From Manhattan To Washington, American Indians Get Snookered

From Manhattan To Washington, American Indians Get Snookered

Twenty-four dollars.

That, supposedly, was the price Governor Peter Minuit paid American Indians for the island of Manhattan in 1625. It’s a tale historians find suspect.

In the first place, whatever Minuit paid was in goods valued at 60 17th-century Dutch guilders; the calculation that this equaled 24 U.S. dollars was made two centuries later — on what basis, evidently, no one can say. In the second place, the Indians with whom he traded had no understanding of the European idea that land could be sold, no conception of it as a thing one could own.

But whatever the details of the transaction, the moral of the story has remained beacon-clear for four centuries: The Indians got taken. It was hardly the last time they would be snookered in their dealings with the newcomers from across the water.

So it is gratifying to watch the response of at least some Native Americans as the professional football team that plays for the city of Washington unveils a new bit of flimflam in response to ever-growing demands that it find something else to call itself. You likely know the team’s official name, but if not, you won’t read it here. Call them the Washington Racial Slurs, a name fully descriptive of the anti-Indian insult under which they play.

The Oneida Indian Nation has been pushing the Slurs to change their name. A number of sports reporters and media outlets have vowed to refrain from using the ugly word and even conservative columnist Charles Krauthammer recently came out against it.

Slurs owner Dan Snyder has tried several stratagems to blunt this campaign. He has tried bluster (“We’ll never change the name. It’s that simple. NEVER — you can use caps.”). He has tried the appearance of reason (“I’ve listened carefully to the commentary and perspectives on all sides, and I respect the feelings of those who are offended by the team name.”)

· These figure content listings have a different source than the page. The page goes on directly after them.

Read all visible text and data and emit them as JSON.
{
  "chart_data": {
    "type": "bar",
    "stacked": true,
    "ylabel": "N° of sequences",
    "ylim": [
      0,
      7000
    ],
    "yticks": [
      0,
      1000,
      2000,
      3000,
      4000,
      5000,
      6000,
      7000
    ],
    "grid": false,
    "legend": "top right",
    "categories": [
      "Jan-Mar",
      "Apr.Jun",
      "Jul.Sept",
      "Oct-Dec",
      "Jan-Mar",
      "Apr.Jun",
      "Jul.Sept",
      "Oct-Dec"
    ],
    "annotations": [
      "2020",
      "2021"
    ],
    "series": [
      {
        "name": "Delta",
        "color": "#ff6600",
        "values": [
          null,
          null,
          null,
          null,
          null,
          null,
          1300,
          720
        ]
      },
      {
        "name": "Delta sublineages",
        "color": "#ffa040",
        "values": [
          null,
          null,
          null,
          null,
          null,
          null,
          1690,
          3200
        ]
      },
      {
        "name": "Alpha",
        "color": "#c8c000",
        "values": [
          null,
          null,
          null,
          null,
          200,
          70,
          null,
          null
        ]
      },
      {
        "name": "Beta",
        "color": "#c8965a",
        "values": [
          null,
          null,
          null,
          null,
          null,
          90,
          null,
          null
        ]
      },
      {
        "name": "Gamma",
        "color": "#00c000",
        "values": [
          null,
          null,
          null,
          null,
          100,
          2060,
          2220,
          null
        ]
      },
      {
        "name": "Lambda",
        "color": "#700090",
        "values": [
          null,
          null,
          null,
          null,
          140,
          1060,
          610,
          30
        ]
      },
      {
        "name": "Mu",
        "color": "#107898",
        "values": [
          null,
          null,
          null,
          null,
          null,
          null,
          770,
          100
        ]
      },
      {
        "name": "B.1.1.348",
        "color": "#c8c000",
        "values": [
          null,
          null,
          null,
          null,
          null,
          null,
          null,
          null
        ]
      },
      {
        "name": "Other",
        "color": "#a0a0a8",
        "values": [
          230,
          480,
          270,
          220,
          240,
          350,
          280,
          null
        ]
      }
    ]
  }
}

Last month, he tried money.

Apparently having just discovered the appalling conditions — high rates of poverty, sickness, suicide — in which too many American Indians live, Snyder created something called the Original Americans Foundation “to provide meaningful and measurable resources that provide genuine opportunities for Tribal communities.”

The response from at least two American Indian groups has been unambiguous: Thanks, but no thanks. The National Indian Gaming Association and the Notah Begay III Foundation both pulled out of a charity golf tournament last weekend that was to provide scholarships for Native American students, after learning OAF was the title sponsor of the event. “I find it underhanded and despicable that the Washington football team would co-opt this event,” Crystal Echo Hawk, the executive director of Notah Begay, told USA Today.

Ouch. Washington is not usually embarrassed that badly till after the season starts.

Perhaps Snyder’s refusal is rooted in pure sentiment — as a child, he was a Slurs fan — perhaps in business concerns, perhaps in both. Either way he misses the point by a wide margin if he truly believes his glorified publicity stunt will fix — or even address — the problem. It won’t. It can’t.

Native Americans were not just cheated. They were removed and they were killed down to a tattered remnant shoved off to the margins of American life. So what Snyder seeks to buy is not just the right to use an execrable name in peace but also the self-respect of a people already long brutalized. And while scholarships are important, it is also important to be able to look at oneself in a mirror.

Nearly 400 years ago, Peter Minuit took Manhattan from people who had no concept of land as a thing that could be bought or sold. Turns out some of them feel that way about dignity, too.